Concordance des temps : en mars 2024, le Parlement européen et le Conseil de l’Europe ont voté pour l’interdiction des substances per- et polyfluoroalkylées, plus connues sous leur nom de PFAS, dans les emballages alimentaires ; le 27 de ce mois, la Commission du développement durable et de l'aménagement du territoire de l’Assemblée nationale française étudiera une proposition de loi allant dans le même sens ; et ce même jour, et jusqu’au lendemain, se tiendra un colloque organisé par le CNRS sur le sujet.

 

Des propriétés fantastiques aux « polluants éternels »

C’est dire si cette classe de molécules fait l’actualité. Et pour cause. Comme le souligne Cyrille Isaac Sibille, rapporteur de la proposition de loi française : « au cours des années 2010 et 2020, les publications internationales devenant de plus en plus alarmistes, les méthodes pour quantifier les PFAS devenant de plus en plus précises, les analyses se multipliant sur la planète, la prise de conscience s’est accéléré ». Pourtant, jusqu’il y a peu, ces composés chimiques étaient plutôt réputés pour leurs propriétés intrinsèques et leur grande persistance dans le temps, permise par leurs liaisons carbone-fluor très stables… et très peu dégradables une fois dans l'environnement, d’où leur surnom de « polluants éternels ». Soit autant de vertus à double tranchant. Martina Knoop, directrice de la Mission pour les initiatives transverses et interdisciplinaires (Miti) du CNRS, les décrit ainsi comme une famille de « molécules très stables dans le temps, qui possèdent des propriétés magnifiques, mais ne se dégradent pas et tendent, en conséquence, à s’accumuler dans les corps, dans l’eau et dans les écosystèmes ». Cette accumulation dans les corps est massive, comme l’a montré en 2019 une étude menée par Santé publique France, qui révélait que, pour certains composés perfluorés, 100 % de la cohorte analysée en était imprégnée.

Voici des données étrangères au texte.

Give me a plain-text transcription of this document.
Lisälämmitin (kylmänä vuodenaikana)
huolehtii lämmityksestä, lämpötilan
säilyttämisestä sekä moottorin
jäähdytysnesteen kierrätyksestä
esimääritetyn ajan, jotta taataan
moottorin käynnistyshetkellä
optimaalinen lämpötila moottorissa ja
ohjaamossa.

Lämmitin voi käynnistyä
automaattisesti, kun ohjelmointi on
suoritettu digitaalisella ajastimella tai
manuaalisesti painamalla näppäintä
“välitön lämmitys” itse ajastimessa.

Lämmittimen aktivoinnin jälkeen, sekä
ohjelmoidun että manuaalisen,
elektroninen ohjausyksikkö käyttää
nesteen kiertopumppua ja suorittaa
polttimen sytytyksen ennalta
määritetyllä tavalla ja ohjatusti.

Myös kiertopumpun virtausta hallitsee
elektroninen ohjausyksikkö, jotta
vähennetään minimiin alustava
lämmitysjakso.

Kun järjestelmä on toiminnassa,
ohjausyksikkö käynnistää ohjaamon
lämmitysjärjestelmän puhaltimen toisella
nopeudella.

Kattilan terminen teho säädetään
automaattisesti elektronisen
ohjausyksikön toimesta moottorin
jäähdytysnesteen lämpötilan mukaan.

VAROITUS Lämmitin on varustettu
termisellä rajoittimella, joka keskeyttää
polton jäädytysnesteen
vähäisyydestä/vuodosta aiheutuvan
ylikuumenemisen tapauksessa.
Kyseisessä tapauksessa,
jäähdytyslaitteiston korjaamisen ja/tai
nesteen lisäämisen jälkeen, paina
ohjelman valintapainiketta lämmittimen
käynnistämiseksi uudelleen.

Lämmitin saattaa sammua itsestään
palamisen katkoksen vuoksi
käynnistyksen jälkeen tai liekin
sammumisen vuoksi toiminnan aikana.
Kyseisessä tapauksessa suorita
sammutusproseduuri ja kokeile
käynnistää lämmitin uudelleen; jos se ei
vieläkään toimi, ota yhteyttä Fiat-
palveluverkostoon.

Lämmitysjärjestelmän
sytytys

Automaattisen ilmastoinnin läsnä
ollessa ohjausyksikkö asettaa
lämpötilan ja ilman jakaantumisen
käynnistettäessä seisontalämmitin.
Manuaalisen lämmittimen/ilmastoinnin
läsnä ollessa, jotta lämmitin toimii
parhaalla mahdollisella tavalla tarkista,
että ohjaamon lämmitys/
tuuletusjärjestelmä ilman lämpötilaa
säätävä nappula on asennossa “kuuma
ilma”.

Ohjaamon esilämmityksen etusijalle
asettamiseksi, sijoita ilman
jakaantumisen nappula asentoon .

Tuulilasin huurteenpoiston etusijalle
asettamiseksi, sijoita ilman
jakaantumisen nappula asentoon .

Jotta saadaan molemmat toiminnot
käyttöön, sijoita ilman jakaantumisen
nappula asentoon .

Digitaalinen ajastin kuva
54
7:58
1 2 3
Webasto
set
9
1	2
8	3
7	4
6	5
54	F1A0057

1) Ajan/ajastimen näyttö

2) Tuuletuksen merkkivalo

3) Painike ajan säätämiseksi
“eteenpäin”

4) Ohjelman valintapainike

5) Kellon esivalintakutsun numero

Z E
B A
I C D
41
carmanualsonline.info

À la fois antiadhésives, imperméabilisantes ou encore résistantes aux fortes chaleurs, les PFAS sont par conséquent largement utilisés depuis les années 1950 dans divers domaines industriels et produits de consommation courante : textiles, mousses anti-incendie, revêtements antiadhésifs, cosmétiques, produits phytosanitaires, etc. mais également les emballages alimentaires en raison de leurs propriétés barrières et en particulier barrières aux graisses. « Or, comme le relève Sébastien Lagoutte, responsable de la filière chimie et matériaux à la direction des relations avec les entreprises (DRE) du CNRS, l’alimentation est l’une des principales voies de contaminations de l’homme aux substances perfluorées, dont les effets sur la santé ont été démontrés ».

 

Détection de PFAS dans l'eau
Détection de PFAS dans l'eau. © Michigan Department of Environment, Great Lakes, and Energy / Flickr

 

La science à la recherche d’alternatives aux PFAS

Au vu de la dangerosité de ces molécules, les règlementations se font de plus en plus sévères à leur encontre. Or, toute interdiction de ces molécules suppose, pour les secteurs économiques qui les utilisent, d’y trouver des substituts ou des alternatives. Se pose par ailleurs la question des PFAS existants et dispersés et les façons de remédier à leurs effets délétères. C’est tout l’enjeu du colloque « PFAS : enjeux et alternatives » qu’organisent conjointement la DRE et la Miti, qui mobilise aussi bien les interactions interdisciplinaires que socio-économiques sur ce sujet complexe. Carole Chrétien, directrice de la DRE, considère cet événement « innovant et inédit, car, pour la première fois, le CNRS propose en amont, à partir d’enjeux scientifiques repérés au sein des laboratoires sous sa tutelle, un sujet à fort impact sociétal et d’une grande importance économique et pragmatique pour les entreprises ». Du fait de son expertise scientifique, le CNRS peut se positionner comme un acteur incontournable auprès de ses partenaires économiques afin de les accompagner dans cette transition chimique et industrielle. La directrice de la MITI juge en effet qu’« en raison de sa complexité, le sujet des PFAS ne pouvait pas être abordé par un acteur seul. Fort de son interdisciplinarité, le CNRS joue vraiment son rôle car il se situe à l’interface entre les sciences et l’ensemble de la société avec toutes ses parties prenantes et est capable d’identifier en amont des sujets sur lesquels il faut faire de la recherche, parce qu’il y a des forts enjeux sociétaux et économiques ».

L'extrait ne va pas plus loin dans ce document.